Poiché il pubblico del cantante è sparso in tutto il globo, spesso i suoi testi (scritti in francese) sono tradotti in inglese con dei sottotitoli ai video, in modo da risultare più accessibili.

Come vediamo dal video, l’icona di Twitter – che potrebbe essere tramutata anche in quella di Facebook, Instagram e qualsivoglia altro social network – accompagna costantemente il cantante in ogni momento della sua giornata, diventa invasiva e non lo lascia mai libero e, come una fidanzata estremamente possessiva, si ingelosisce delle relazioni interpersonali che il cantante cerca di mantenere nel mondo reale. Stromae parla del suo rapporto con i social come se fosse una storia d’amore finita nel giro di un paio di giorni: prima ci si incontra, poi ci si followa e infine si rompe e si rimane da soli. Il ritornello è un ammonimento:

Ti vuoi bene? Fai attenzione.
Io mi voglio bene? Devo fare attenzione.
Noi dobbiamo fare attenzione.
Loro devono fare attenzione.
Voi dovete fare attenzione.

Mentre sullo sfondo vediamo crescere il numero dei followers dell’artista, possiamo ascoltare un altro gioco di parole tra le due espressioni “c’est comme ça qu’on s’aime” e “c’est comme ça qu’on somme” (quest’ultima riprende con un ulteriore gioco di parole il verbo “consommer”) ovvero “è così che ci amiamo” e “è così che consumiamo”.
In questo modo, Stromae ci lascia intendere che esiste un vero e proprio business che va oltre la facciata innocente delle bacheche dei nostri social e che li utilizza, invece, per trarne un guadagno. A questo proposito, è recente la discussione che vede al centro gli influencer e le campagne pubblicitarie non dichiarate sui propri profili Instagram e che ha portato, fra le altre cose, a imporre una maggiore chiarezza da parte della piattaforma quando si tratta di post sponsorizzati da aziende.

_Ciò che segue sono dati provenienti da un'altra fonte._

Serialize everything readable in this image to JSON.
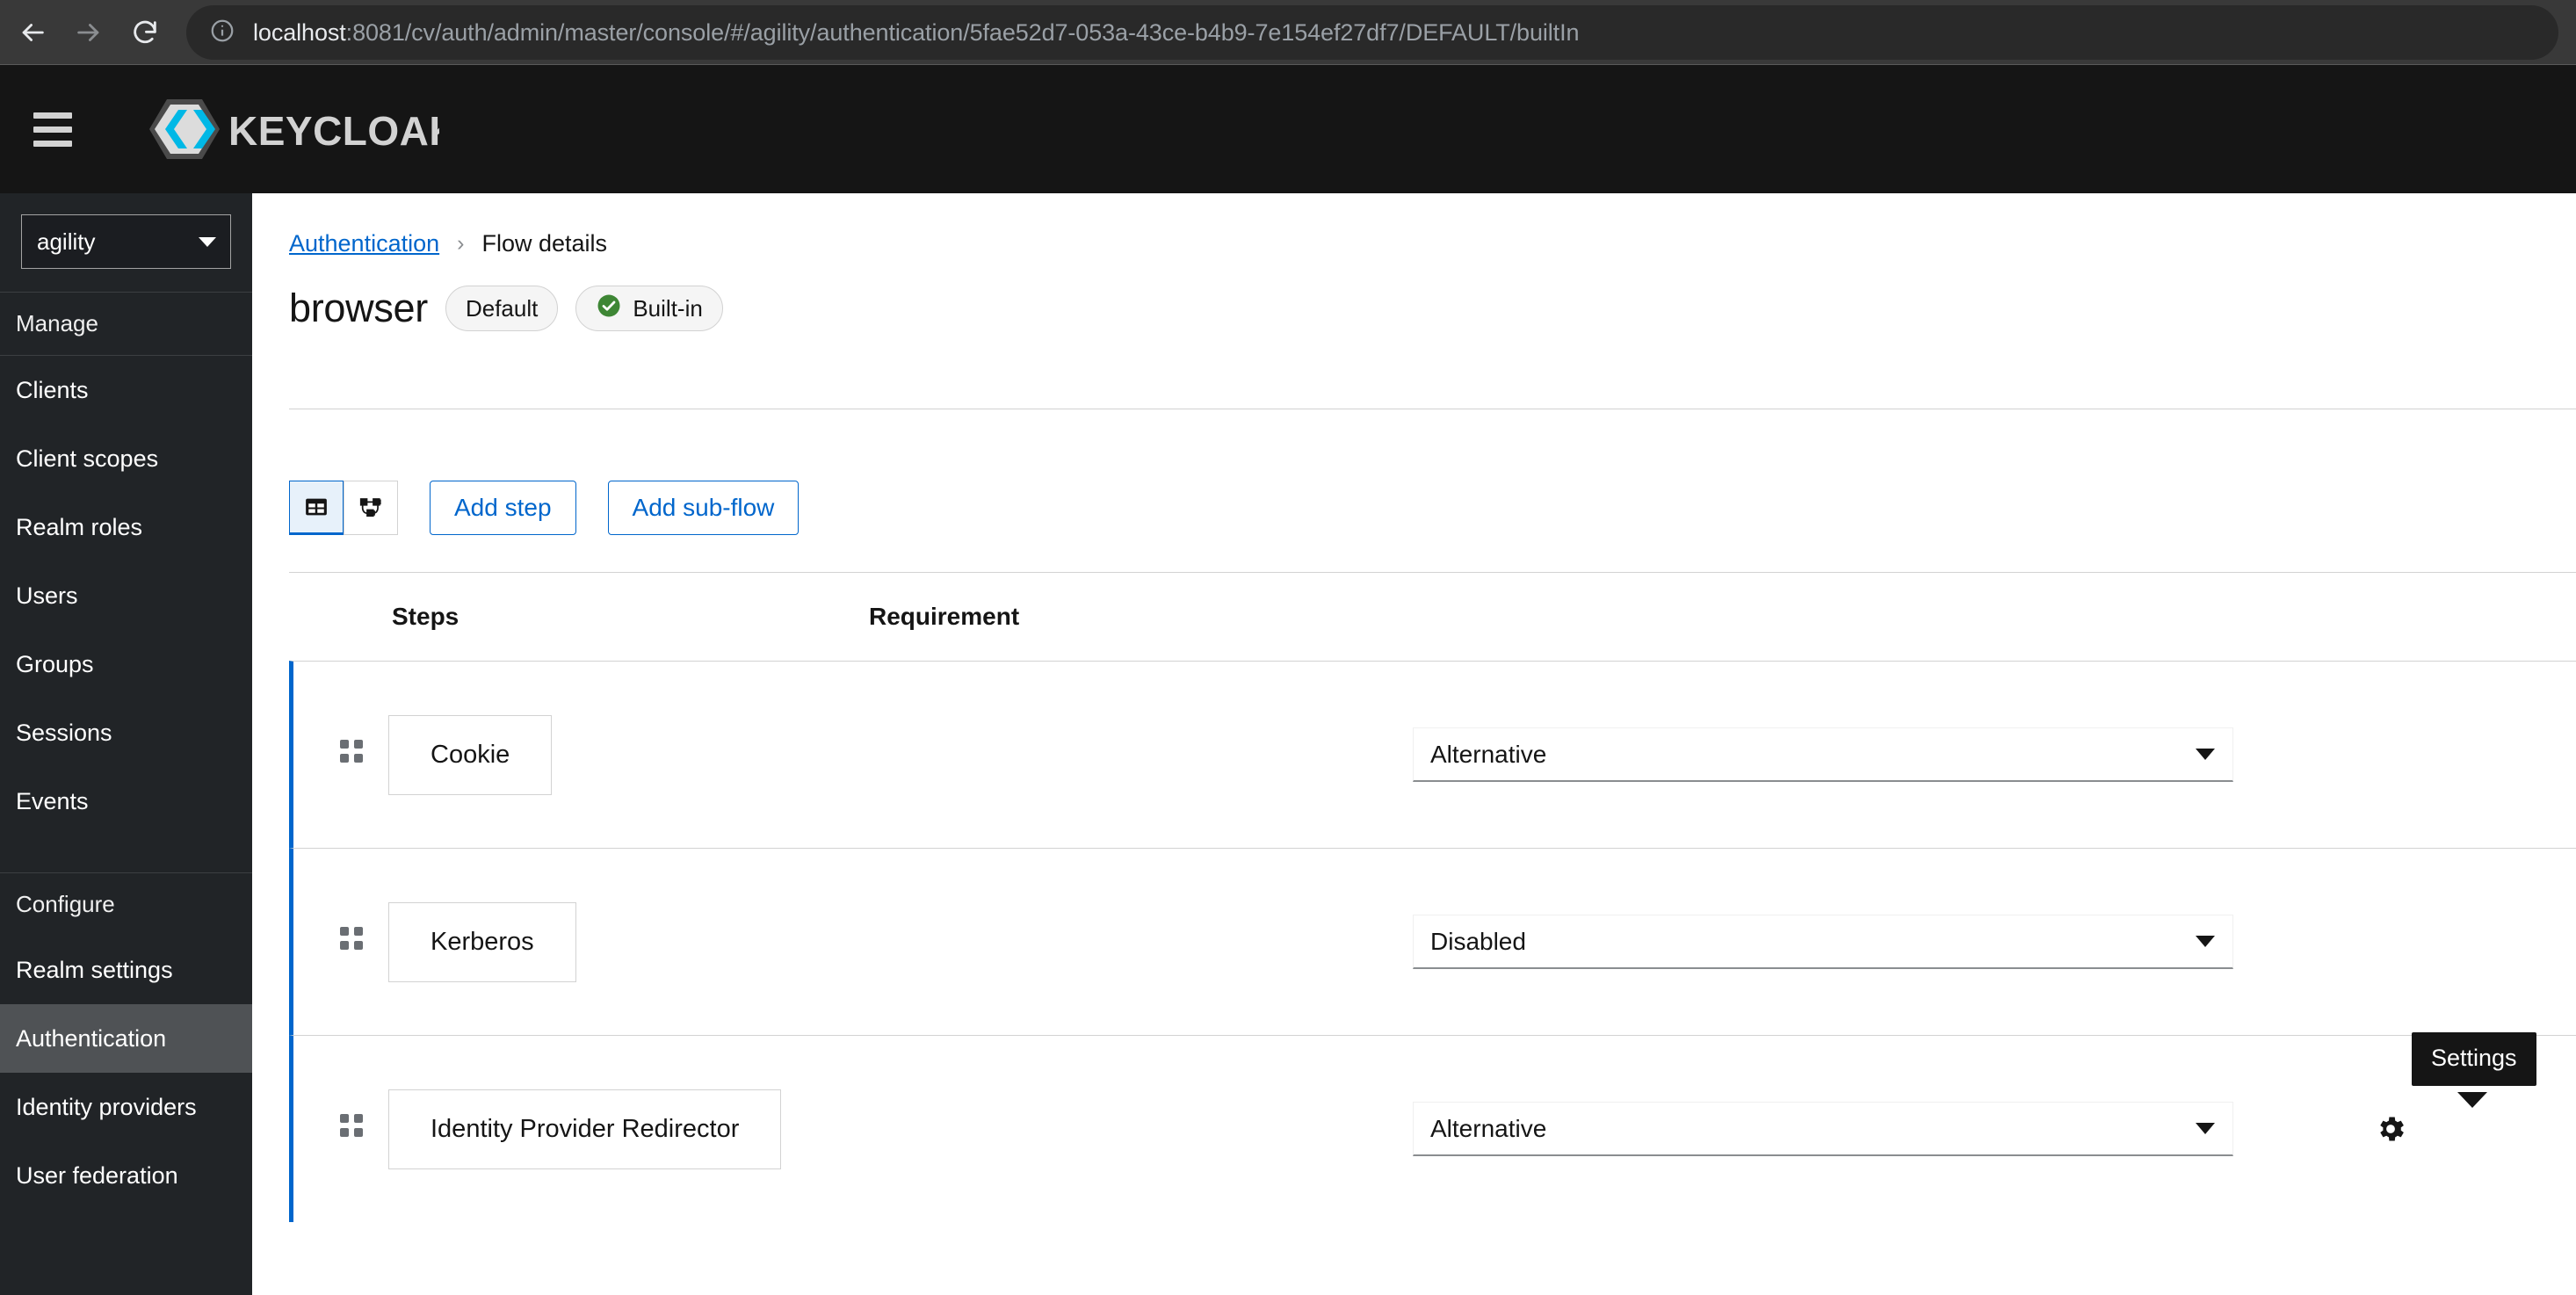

Andando avanti con la canzone vediamo come perfino l’amore, quello reale, è preso con poca serietà, come se fosse anch’esso dettato dalle leggi del consumismo:

L’amore è figlio del consumismo,
Ci vorrebbe una scelta sempre più ampia.
Cosa volete, dei sentimenti gratis?
L’offerta e la domanda come unica legge.
Stai attento!
Ma io conosco i pericoli che ci sono là fuori,
ho tenuto lo scontrino, se ce ne sarà bisogno lo cambierò (l’amore).

Verso la fine del video l’uccellino blu prende completamente il sopravvento sull’artista e vediamo che non è l’unico personaggio in questa situazione: tutti i potenti della terra si fanno portare in spalla da questo metaforico manipolatore e tutti ne saranno fagocitati. Negli ultimi fotogrammi vediamo che, finito il suo lavoro con Stromae, l’uccellino, mostrandosi di nuovo innocente, si posa sulla finestra di una bambina intenta a guardare lo schermo del suo smartphone, lasciandoci così intendere che il ciclo continua.